One stall had a huge tray real black beauties - Laseez? - not meant for sale, but for the visitors to taste. Wow! It literally melted at the tip of the tongue! With a round of the stalls, and testing/tasting from most of them, we were heavily burdened and realised that most likely we would have to go without dinner to be fair to our machines!  Dates are not washed, and those who man the stalls would add their fingerprints additionally in the friendly gesture of offering you their specimens to test by tasting. However, after the day's round of dates the next day, the three of us were quite ok.  Either such outings add to your immunity or these finger prints are perhaps clean!!

The good thing about the festival is the friendly approach by the vendors, but the bad thing is about the festival being very minimally informative or adding to knowledge regarding dates as such. Even the vendors themselves, mostly Bangladeshis and Pakistanis who represent their farms, are very minimally knowledgeable about the varieties they were presenting. 

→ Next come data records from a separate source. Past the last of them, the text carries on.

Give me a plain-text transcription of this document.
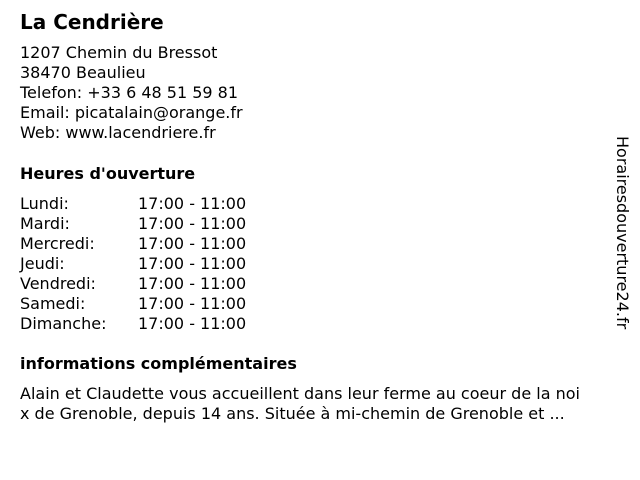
La Cendrière
1207 Chemin du Bressot
38470 Beaulieu
Telefon: +33 6 48 51 59 81
Email: picatalain@orange.fr
Web: www.lacendriere.fr
Heures d'ouverture
Lundi:	17:00 - 11:00
Mardi:	17:00 - 11:00
Mercredi:	17:00 - 11:00
Jeudi:	17:00 - 11:00
Vendredi:	17:00 - 11:00
Samedi:	17:00 - 11:00
Dimanche:	17:00 - 11:00
informations complémentaires
Alain et Claudette vous accueillent dans leur ferme au coeur de la noi
x de Grenoble, depuis 14 ans. Située à mi-chemin de Grenoble et ...
Horairesdouverture24.fr
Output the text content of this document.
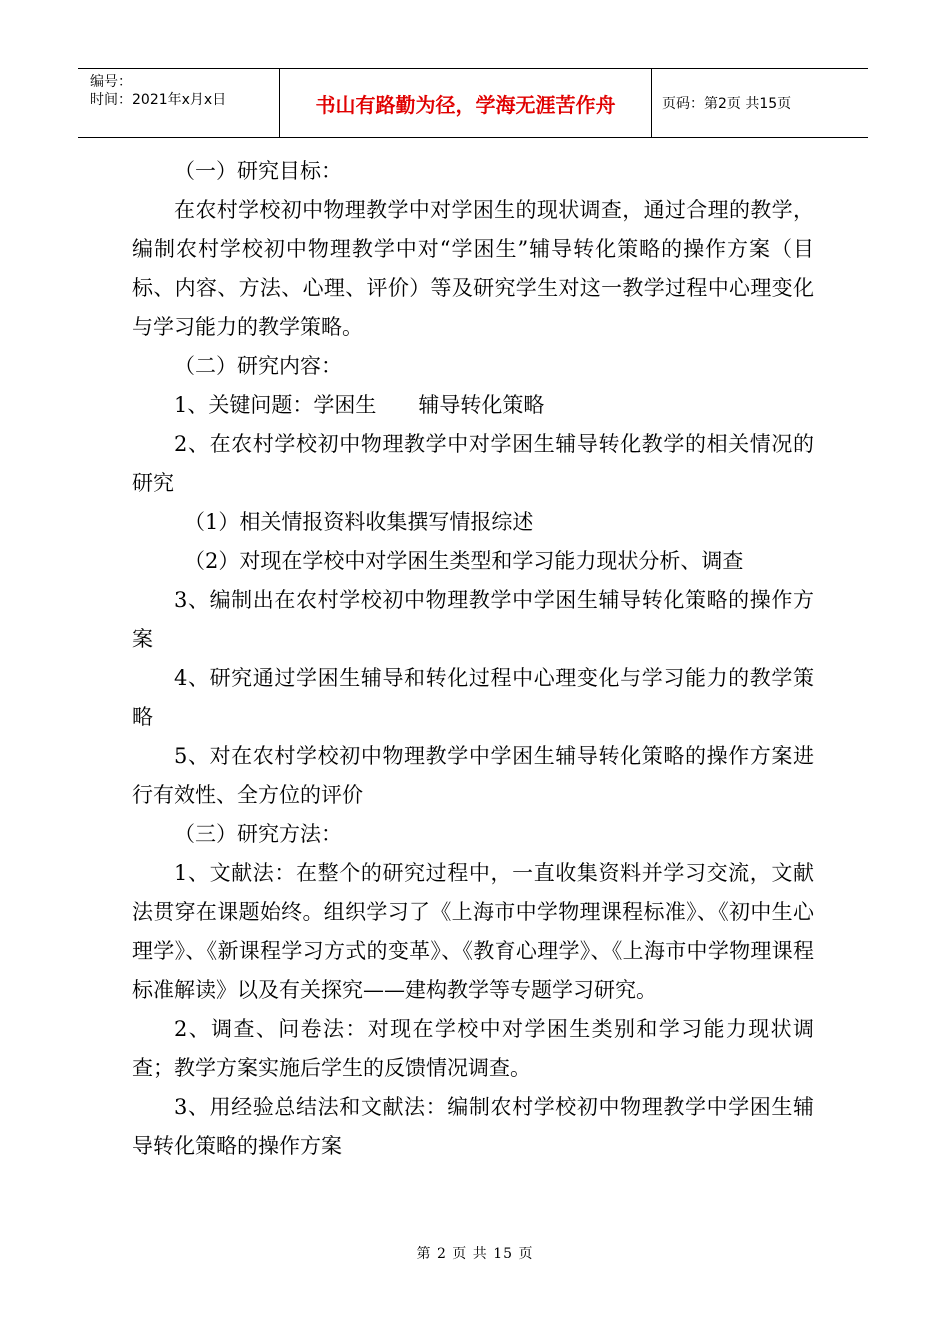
编号：
时间：2021年x月x日	书山有路勤为径，学海无涯苦作舟	页码：第2页 共15页

（一）研究目标：

在农村学校初中物理教学中对学困生的现状调查，通过合理的教学，编制农村学校初中物理教学中对“学困生”辅导转化策略的操作方案（目标、内容、方法、心理、评价）等及研究学生对这一教学过程中心理变化与学习能力的教学策略。

（二）研究内容：

1、关键问题：学困生　　辅导转化策略

2、在农村学校初中物理教学中对学困生辅导转化教学的相关情况的研究

（1）相关情报资料收集撰写情报综述

（2）对现在学校中对学困生类型和学习能力现状分析、调查

3、编制出在农村学校初中物理教学中学困生辅导转化策略的操作方案

4、研究通过学困生辅导和转化过程中心理变化与学习能力的教学策略

5、对在农村学校初中物理教学中学困生辅导转化策略的操作方案进行有效性、全方位的评价

（三）研究方法：

1、文献法：在整个的研究过程中，一直收集资料并学习交流，文献法贯穿在课题始终。组织学习了《上海市中学物理课程标准》、《初中生心理学》、《新课程学习方式的变革》、《教育心理学》、《上海市中学物理课程标准解读》以及有关探究——建构教学等专题学习研究。

2、调查、问卷法：对现在学校中对学困生类别和学习能力现状调查；教学方案实施后学生的反馈情况调查。

3、用经验总结法和文献法：编制农村学校初中物理教学中学困生辅导转化策略的操作方案

第 2 页 共 15 页
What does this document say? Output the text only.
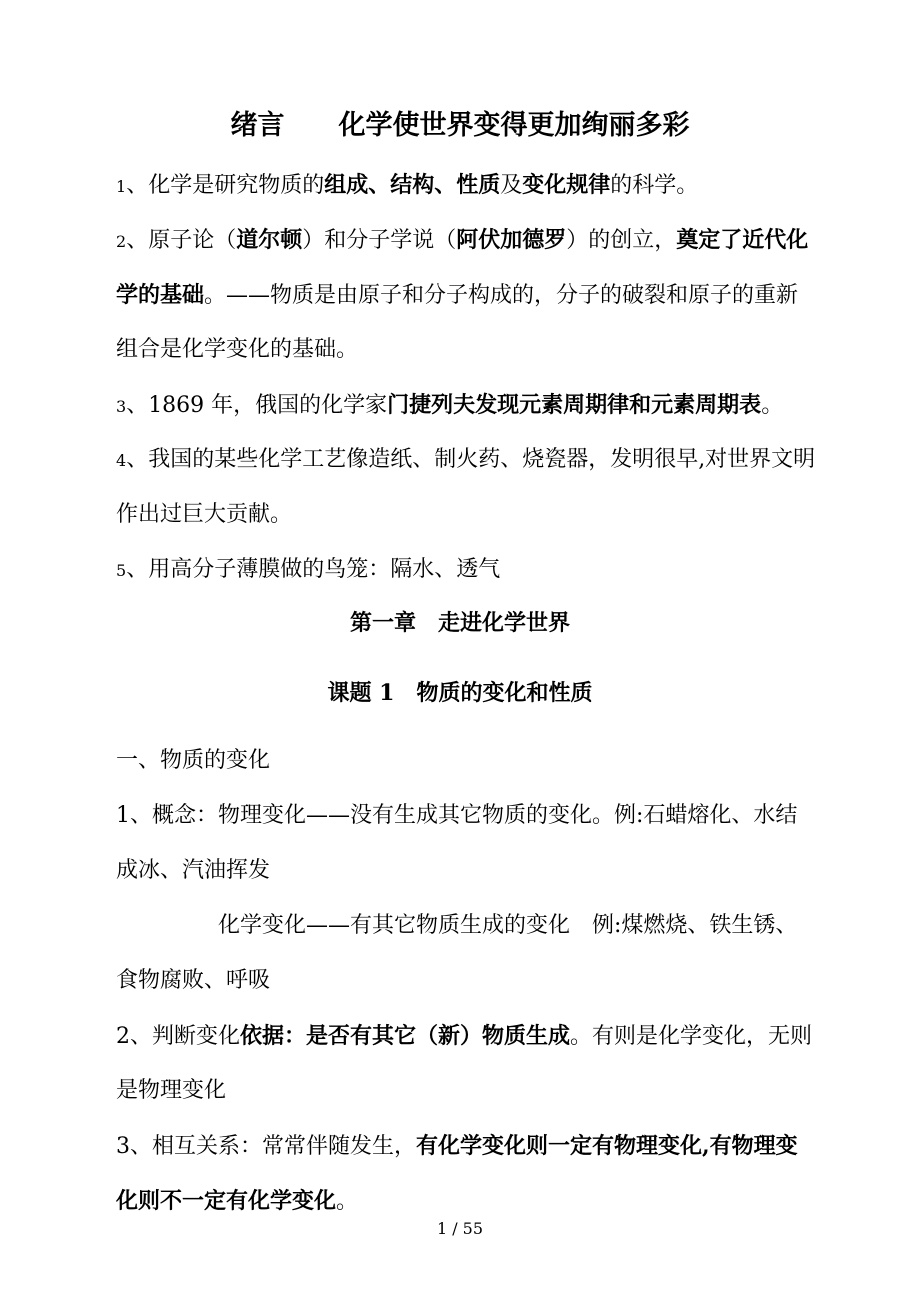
绪言　　化学使世界变得更加绚丽多彩
1、化学是研究物质的组成、结构、性质及变化规律的科学。
2、原子论（道尔顿）和分子学说（阿伏加德罗）的创立，奠定了近代化
学的基础。——物质是由原子和分子构成的，分子的破裂和原子的重新
组合是化学变化的基础。
3、1869 年，俄国的化学家门捷列夫发现元素周期律和元素周期表。
4、我国的某些化学工艺像造纸、制火药、烧瓷器，发明很早,对世界文明
作出过巨大贡献。
5、用高分子薄膜做的鸟笼：隔水、透气
第一章　走进化学世界
课题 1　物质的变化和性质
一、物质的变化
1、概念：物理变化——没有生成其它物质的变化。例:石蜡熔化、水结
成冰、汽油挥发
化学变化——有其它物质生成的变化　例:煤燃烧、铁生锈、
食物腐败、呼吸
2、判断变化依据：是否有其它（新）物质生成。有则是化学变化，无则
是物理变化
3、相互关系：常常伴随发生，有化学变化则一定有物理变化,有物理变
化则不一定有化学变化。
1 / 55
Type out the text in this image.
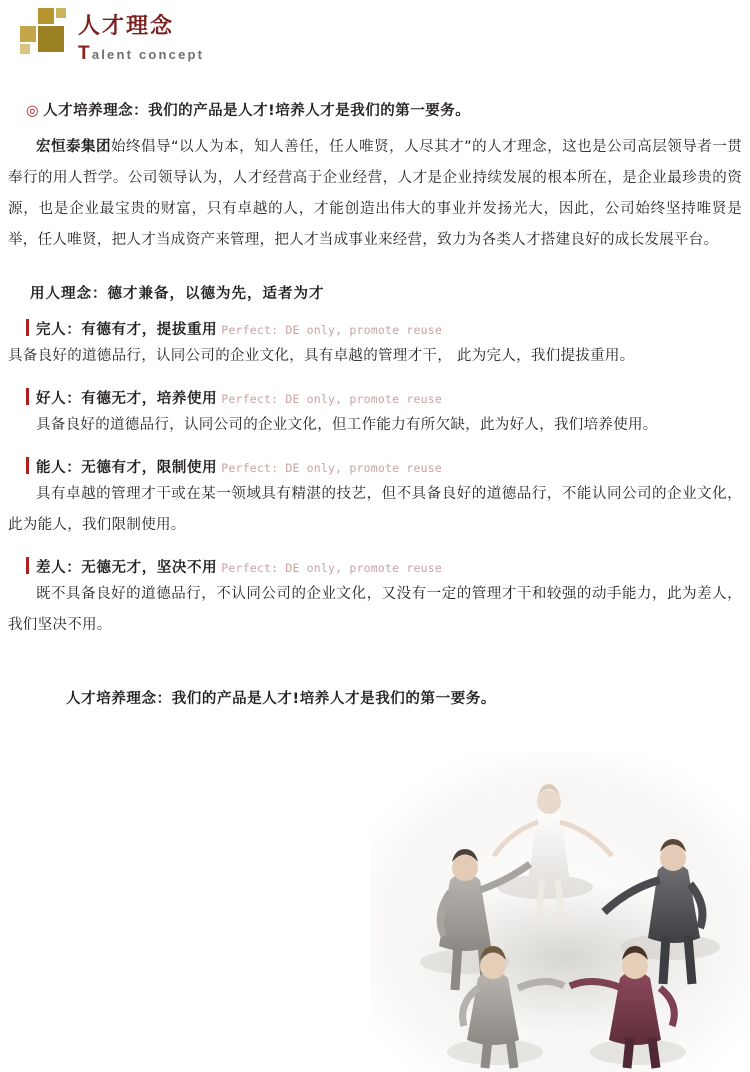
人才理念
Talent concept
◎ 人才培养理念：我们的产品是人才!培养人才是我们的第一要务。

宏恒泰集团始终倡导“以人为本，知人善任，任人唯贤，人尽其才”的人才理念，这也是公司高层领导者一贯奉行的用人哲学。公司领导认为，人才经营高于企业经营，人才是企业持续发展的根本所在，是企业最珍贵的资源，也是企业最宝贵的财富，只有卓越的人，才能创造出伟大的事业并发扬光大，因此，公司始终坚持唯贤是举，任人唯贤，把人才当成资产来管理，把人才当成事业来经营，致力为各类人才搭建良好的成长发展平台。

用人理念：德才兼备，以德为先，适者为才
完人：有德有才，提拔重用 Perfect: DE only, promote reuse

具备良好的道德品行，认同公司的企业文化，具有卓越的管理才干， 此为完人，我们提拔重用。

好人：有德无才，培养使用 Perfect: DE only, promote reuse

具备良好的道德品行，认同公司的企业文化，但工作能力有所欠缺，此为好人，我们培养使用。

能人：无德有才，限制使用 Perfect: DE only, promote reuse

具有卓越的管理才干或在某一领域具有精湛的技艺，但不具备良好的道德品行，不能认同公司的企业文化，此为能人，我们限制使用。

差人：无德无才，坚决不用 Perfect: DE only, promote reuse

既不具备良好的道德品行，不认同公司的企业文化，又没有一定的管理才干和较强的动手能力，此为差人，我们坚决不用。

人才培养理念：我们的产品是人才!培养人才是我们的第一要务。
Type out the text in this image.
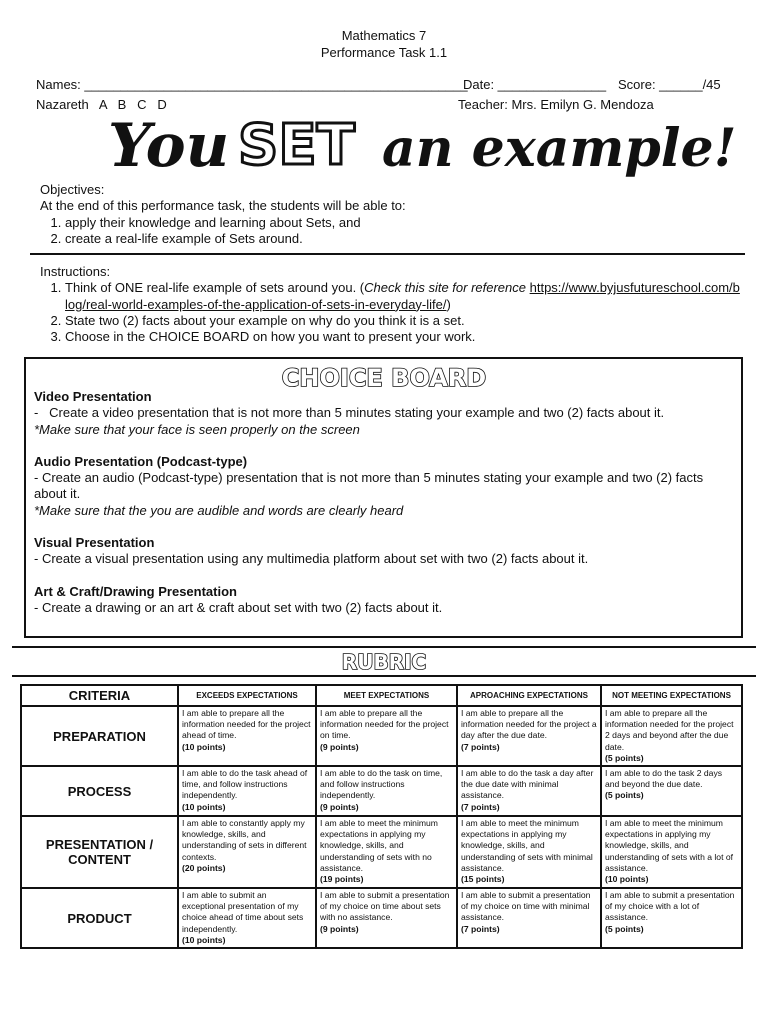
Mathematics 7
Performance Task 1.1
Names: _____________________________________________________
Date: _______________ Score: ______/45
Nazareth   A   B   C   D	Teacher: Mrs. Emilyn G. Mendoza
You SET an example!
Objectives:
At the end of this performance task, the students will be able to:
1. apply their knowledge and learning about Sets, and
2. create a real-life example of Sets around.
Instructions:
1. Think of ONE real-life example of sets around you. (Check this site for reference https://www.byjusfutureschool.com/blog/real-world-examples-of-the-application-of-sets-in-everyday-life/)
2. State two (2) facts about your example on why do you think it is a set.
3. Choose in the CHOICE BOARD on how you want to present your work.
CHOICE BOARD
Video Presentation

-   Create a video presentation that is not more than 5 minutes stating your example and two (2) facts about it.

*Make sure that your face is seen properly on the screen

Audio Presentation (Podcast-type)

- Create an audio (Podcast-type) presentation that is not more than 5 minutes stating your example and two (2) facts about it.

*Make sure that the you are audible and words are clearly heard

Visual Presentation

- Create a visual presentation using any multimedia platform about set with two (2) facts about it.

Art & Craft/Drawing Presentation

- Create a drawing or an art & craft about set with two (2) facts about it.

RUBRIC
CRITERIA	EXCEEDS EXPECTATIONS	MEET EXPECTATIONS	APROACHING EXPECTATIONS	NOT MEETING EXPECTATIONS
PREPARATION	I am able to prepare all the information needed for the project ahead of time.
(10 points)	I am able to prepare all the information needed for the project on time.
(9 points)	I am able to prepare all the information needed for the project a day after the due date.
(7 points)	I am able to prepare all the information needed for the project 2 days and beyond after the due date.
(5 points)

PROCESS	I am able to do the task ahead of time, and follow instructions independently.
(10 points)	I am able to do the task on time, and follow instructions independently.
(9 points)	I am able to do the task a day after the due date with minimal assistance.
(7 points)	I am able to do the task 2 days and beyond the due date.
(5 points)

PRESENTATION / CONTENT	I am able to constantly apply my knowledge, skills, and understanding of sets in different contexts.
(20 points)	I am able to meet the minimum expectations in applying my knowledge, skills, and understanding of sets with no assistance.
(19 points)	I am able to meet the minimum expectations in applying my knowledge, skills, and understanding of sets with minimal assistance.
(15 points)	I am able to meet the minimum expectations in applying my knowledge, skills, and understanding of sets with a lot of assistance.
(10 points)

PRODUCT	I am able to submit an exceptional presentation of my choice ahead of time about sets independently.
(10 points)	I am able to submit a presentation of my choice on time about sets with no assistance.
(9 points)	I am able to submit a presentation of my choice on time with minimal assistance.
(7 points)	I am able to submit a presentation of my choice with a lot of assistance.
(5 points)
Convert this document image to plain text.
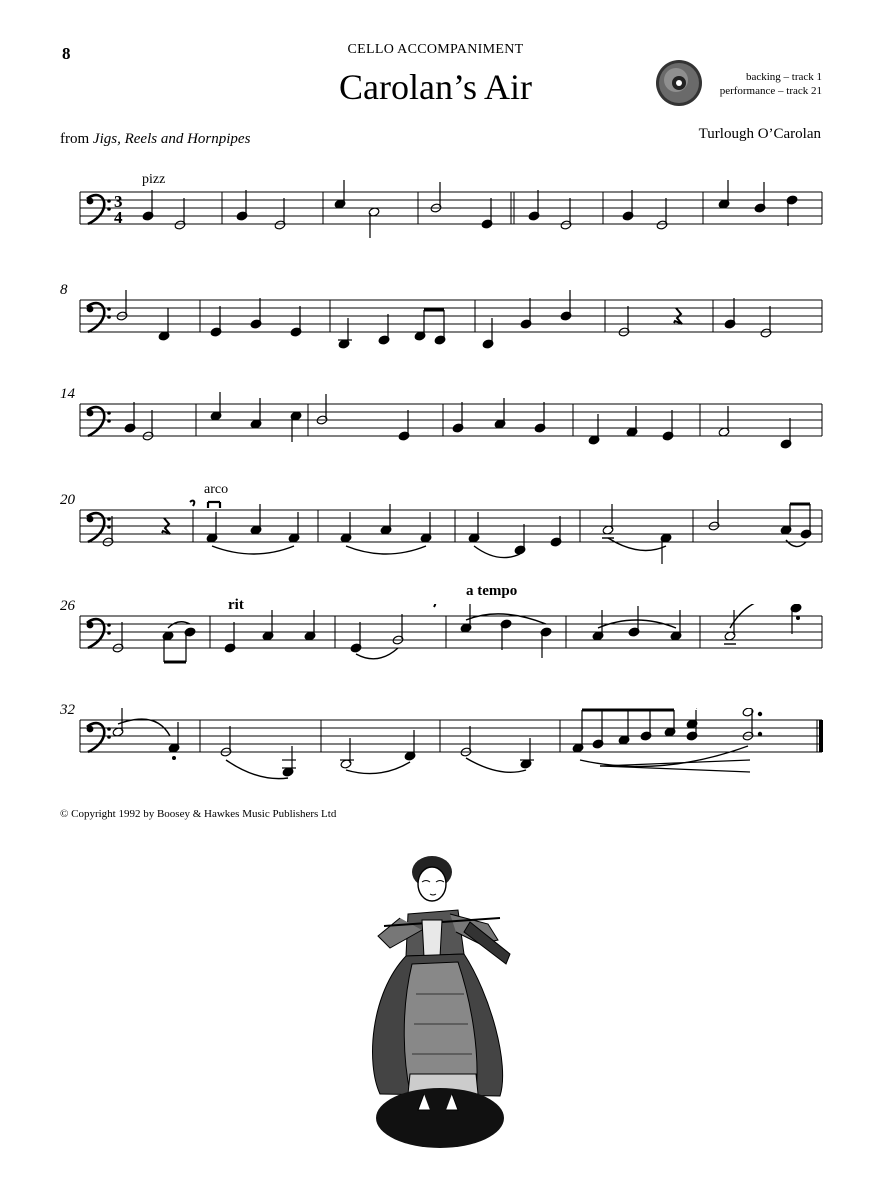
8	CELLO ACCOMPANIMENT
Carolan’s Air	backing – track 1
performance – track 21
from Jigs, Reels and Hornpipes	Turlough O’Carolan
pizz
8
14
20
arco
26	rit
a tempo
32
3
4
© Copyright 1992 by Boosey & Hawkes Music Publishers Ltd
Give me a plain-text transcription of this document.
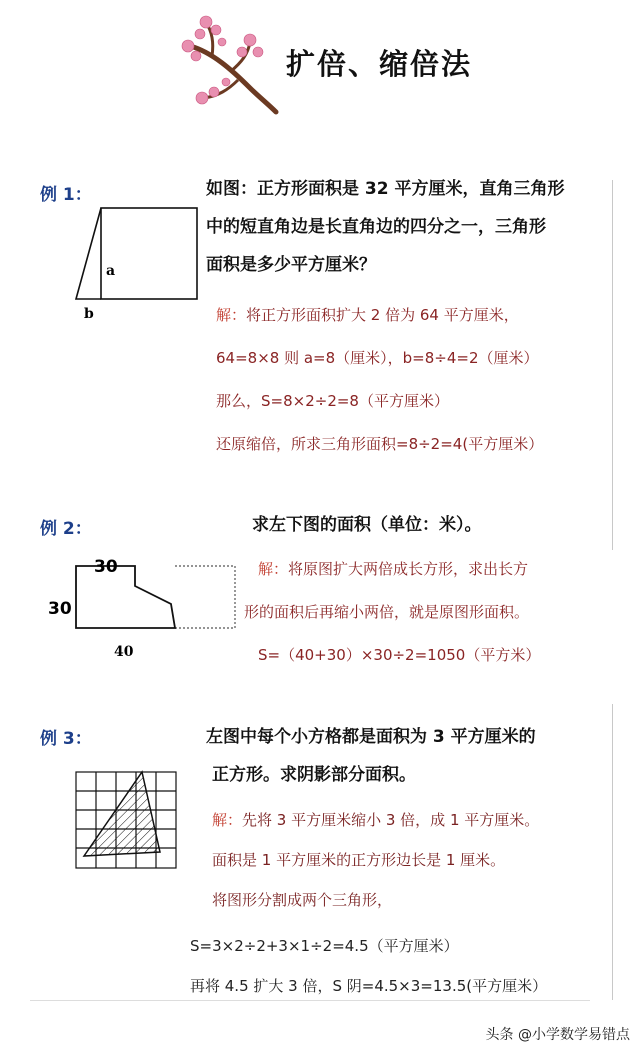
扩倍、缩倍法
例 1：
a
b
如图：正方形面积是 32 平方厘米，直角三角形
中的短直角边是长直角边的四分之一，三角形
面积是多少平方厘米？
解：将正方形面积扩大 2 倍为 64 平方厘米，
64=8×8 则 a=8（厘米），b=8÷4=2（厘米）
那么，S=8×2÷2=8（平方厘米）
还原缩倍，所求三角形面积=8÷2=4(平方厘米）
例 2：	求左下图的面积（单位：米）。
30
30
40
解：将原图扩大两倍成长方形，求出长方
形的面积后再缩小两倍，就是原图形面积。
S=（40+30）×30÷2=1050（平方米）
例 3：	左图中每个小方格都是面积为 3 平方厘米的
正方形。求阴影部分面积。
解：先将 3 平方厘米缩小 3 倍，成 1 平方厘米。
面积是 1 平方厘米的正方形边长是 1 厘米。
将图形分割成两个三角形，
S=3×2÷2+3×1÷2=4.5（平方厘米）
再将 4.5 扩大 3 倍，S 阴=4.5×3=13.5(平方厘米）
头条 @小学数学易错点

Time for prayer - a space is set apart for that, and while business as usual went around, the more religious among the men have no hesitation to come forward, line up in the trained disciplined manner, and remember the Almighty, the merciful and compassionate! the Lord of dates as well! This aspect of Islamic faith is commendable, and at prayer, I noticed that there is no feeling of high or low, modern or rustic - all stand in shoulder to shoulder, all follow the simple structure of Islamic prayer - the same prayer, the same language, irrespective of nationalities and linguistic differences.  This is a great binding factor. Hope that spreads beyond the faith community as well!